I love two things you mentioned – “The UFO demon” and “eventually I figure it out and finish it”.
Your attitude towards getting work finished is great.
And the time it takes for you to be inspired to finish the work is the incubation period for your idea.
Great post. I’m not much of a creative person but walking away from something and coming back to it can.be applied to many other things in life – like solving a business question or developing a system.
Thanks Elle for your insight. You’re absolutely right.
In a survey of CEOs, those surveyed said the most important skill for getting the job done is creativity.
So yes, creative skills apply to business as well as all parts of our lives.

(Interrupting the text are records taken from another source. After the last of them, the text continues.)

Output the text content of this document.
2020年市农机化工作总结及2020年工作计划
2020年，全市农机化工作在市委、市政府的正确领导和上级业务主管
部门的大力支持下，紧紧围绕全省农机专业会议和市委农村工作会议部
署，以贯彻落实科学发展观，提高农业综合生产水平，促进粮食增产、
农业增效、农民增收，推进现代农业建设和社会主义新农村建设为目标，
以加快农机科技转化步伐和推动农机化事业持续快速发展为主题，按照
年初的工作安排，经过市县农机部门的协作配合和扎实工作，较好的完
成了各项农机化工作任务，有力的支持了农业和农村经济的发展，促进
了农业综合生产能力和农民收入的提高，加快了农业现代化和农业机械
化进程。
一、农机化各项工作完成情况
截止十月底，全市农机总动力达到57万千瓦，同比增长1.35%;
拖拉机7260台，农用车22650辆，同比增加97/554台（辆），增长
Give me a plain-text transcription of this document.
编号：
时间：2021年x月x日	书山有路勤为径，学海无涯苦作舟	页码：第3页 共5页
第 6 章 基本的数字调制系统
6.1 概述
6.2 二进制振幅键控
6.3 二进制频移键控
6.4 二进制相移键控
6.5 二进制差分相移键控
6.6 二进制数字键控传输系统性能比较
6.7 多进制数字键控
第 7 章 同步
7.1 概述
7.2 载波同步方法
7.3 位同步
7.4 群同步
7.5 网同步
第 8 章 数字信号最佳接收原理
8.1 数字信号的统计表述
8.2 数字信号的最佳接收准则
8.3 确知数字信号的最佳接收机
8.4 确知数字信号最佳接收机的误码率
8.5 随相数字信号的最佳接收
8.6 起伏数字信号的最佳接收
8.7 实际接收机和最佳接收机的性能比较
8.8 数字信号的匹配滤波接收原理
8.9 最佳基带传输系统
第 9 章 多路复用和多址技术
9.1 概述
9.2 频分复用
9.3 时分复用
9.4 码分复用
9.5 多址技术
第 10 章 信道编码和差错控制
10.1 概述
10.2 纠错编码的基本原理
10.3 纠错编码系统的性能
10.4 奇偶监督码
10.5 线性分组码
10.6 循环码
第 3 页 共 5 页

Great piece! Applies to every aspect of life/work, I think. I find that when I get bogged down by a difficult case, I do better thinking through it if I give myself a break by doing other things before coming back to tackle it.
Thanks for your insight!
Clara Nartey says
Thanks, Aretha. As I like to say “creativity is a life skill”. It surely applies to every aspect of our lives/work.
Lorrie Baudouin says
I frequently walk away, but more often when I get frustrated with the way something is going. I turn off everything in my studio and leave. Returning the next day refreshed, the ‘whatever’ can typically return. The longest bout is a mixed media bag I call Mom Cat. I walked away so many times; agitated about not being able to make a decision about design, that I finally rolled it up, but it in a bag, and there it still rests in a prominent spot in the fabric closet …. perhaps out of sight, but not out of mind.
Lorrie, something wonderful happens when you walk into your studio and see your work in progress on your design wall.
You see it with “fresh eyes” and you’re able to see new ways to bring it together.
So I’ll encourage you to bring the work out of the bag and just leave it pinned to your wall. Over time, you’ll be surprised at the new ideas you’ll get for finishing it.